What do you think of the idea of tips lists?

“It makes people more aware of artists; so it’s doing no harm. We just watched Sigrid, she’s phenomenal, her voice is unreal. To have a voice like that when you’re so young… And she has so much confidence, I admire that. If I was a solo artist I definitely wouldn’t have as much as her. But then I’m used to being surrounded by my three best friends, that’s my comfort.”

You’re recording your debut album at the moment, how’s it going?

“We’ve got half of it pretty much done, then we’re touring Europe, the UK and the US and going back into the studio to finish it off. It’s sounding really great; obviously I’m going to say that because it’s my band. I’m very excited, it shows lots of different sides to us, the emotional, really intense sides. There are a lot of songs that people haven’t heard that are going on the album, we’re playing two of them on tour. There’s one called Noises that’s pretty old, no one’s heard that one. We’ve been at the studio every day, weekends too, from 11 in the morning until 12 at night. You have to commit to it if you want a great album, and I want the best album. Some songs fall together instantly; some take so much time and attention. It’s not a set thing.”

How important is the BBC for new artists?

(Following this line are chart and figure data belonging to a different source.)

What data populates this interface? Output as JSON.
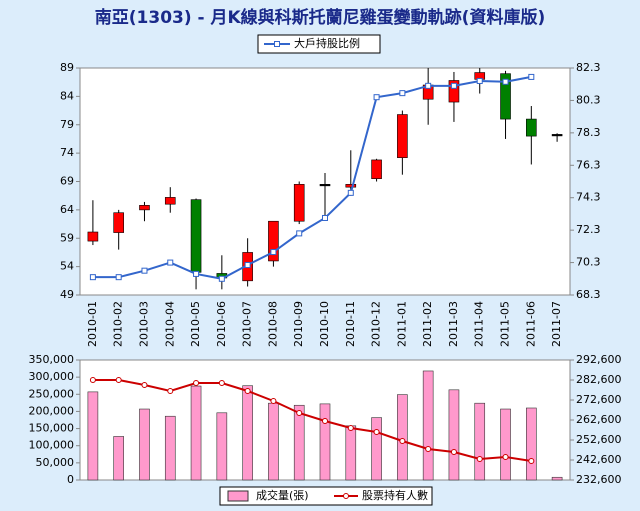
{
  "chart_data": [
    {
      "type": "candlestick",
      "title": "南亞(1303) - 月K線與科斯托蘭尼雞蛋變動軌跡(資料庫版)",
      "categories": [
        "2010-01",
        "2010-02",
        "2010-03",
        "2010-04",
        "2010-05",
        "2010-06",
        "2010-07",
        "2010-08",
        "2010-09",
        "2010-10",
        "2010-11",
        "2010-12",
        "2011-01",
        "2011-02",
        "2011-03",
        "2011-04",
        "2011-05",
        "2011-06",
        "2011-07"
      ],
      "open": [
        58.5,
        60,
        64,
        65,
        65.8,
        52.8,
        51.5,
        55,
        62,
        68.5,
        68,
        69.5,
        73.2,
        83.5,
        83,
        87,
        88,
        80,
        77.3
      ],
      "high": [
        65.7,
        64,
        65.4,
        68,
        66,
        56,
        59,
        62,
        69,
        70.5,
        74.5,
        73,
        81.5,
        89,
        88.3,
        89,
        88.5,
        82.3,
        77.5
      ],
      "low": [
        57.8,
        57,
        62,
        63.5,
        50,
        50,
        50.5,
        54,
        61.5,
        63,
        66.5,
        69,
        70.2,
        79,
        79.5,
        84.5,
        76.5,
        72,
        76
      ],
      "close": [
        60.1,
        63.5,
        64.8,
        66.2,
        53,
        52,
        56.5,
        62,
        68.5,
        68.5,
        68.5,
        72.8,
        80.8,
        86,
        86.8,
        88.2,
        80,
        77,
        77.3
      ],
      "up_color": "#ff0000",
      "down_color": "#008000",
      "ylim": [
        49,
        89
      ],
      "yticks": [
        49,
        54,
        59,
        64,
        69,
        74,
        79,
        84,
        89
      ],
      "y2lim": [
        68.3,
        82.3
      ],
      "y2ticks": [
        68.3,
        70.3,
        72.3,
        74.3,
        76.3,
        78.3,
        80.3,
        82.3
      ],
      "series": [
        {
          "name": "大戶持股比例",
          "color": "#3366cc",
          "axis": "y2",
          "values": [
            69.4,
            69.4,
            69.8,
            70.3,
            69.6,
            69.3,
            70.15,
            70.95,
            72.1,
            73.05,
            74.6,
            80.5,
            80.75,
            81.2,
            81.2,
            81.5,
            81.45,
            81.75,
            null
          ]
        }
      ]
    },
    {
      "type": "bar",
      "ylim": [
        0,
        350000
      ],
      "yticks": [
        0,
        {
          "value": 50000,
          "label": "50,000"
        },
        {
          "value": 100000,
          "label": "100,000"
        },
        {
          "value": 150000,
          "label": "150,000"
        },
        {
          "value": 200000,
          "label": "200,000"
        },
        {
          "value": 250000,
          "label": "250,000"
        },
        {
          "value": 300000,
          "label": "300,000"
        },
        {
          "value": 350000,
          "label": "350,000"
        }
      ],
      "y2lim": [
        232600,
        292600
      ],
      "y2ticks": [
        {
          "value": 232600,
          "label": "232,600"
        },
        {
          "value": 242600,
          "label": "242,600"
        },
        {
          "value": 252600,
          "label": "252,600"
        },
        {
          "value": 262600,
          "label": "262,600"
        },
        {
          "value": 272600,
          "label": "272,600"
        },
        {
          "value": 282600,
          "label": "282,600"
        },
        {
          "value": 292600,
          "label": "292,600"
        }
      ],
      "series": [
        {
          "name": "成交量(張)",
          "color": "#ff99cc",
          "values": [
            257000,
            127000,
            207000,
            186000,
            274000,
            196000,
            275000,
            224000,
            218000,
            222000,
            158000,
            182000,
            249000,
            318000,
            263000,
            224000,
            207000,
            210000,
            8000
          ]
        },
        {
          "name": "股票持有人數",
          "color": "#cc0000",
          "axis": "y2",
          "values": [
            282600,
            282600,
            280100,
            277100,
            281100,
            281100,
            277100,
            272100,
            266100,
            262100,
            258600,
            256600,
            252100,
            248100,
            246600,
            243100,
            244100,
            242100,
            null
          ]
        }
      ]
    }
  ]
}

“Very important, especially BBC Introducing, that’s how we started. BBC Introducing in Manchester really supported us so much, right from the start. Natalie [Eve Williams] and Michelle [Hussey] played Heavenly and The Tide… they supported us all the way, so it was really beneficial. The BBC been pretty generous so far; I guess I wouldn’t mind a Live Lounge… But it’d probably be pretty terrifying.”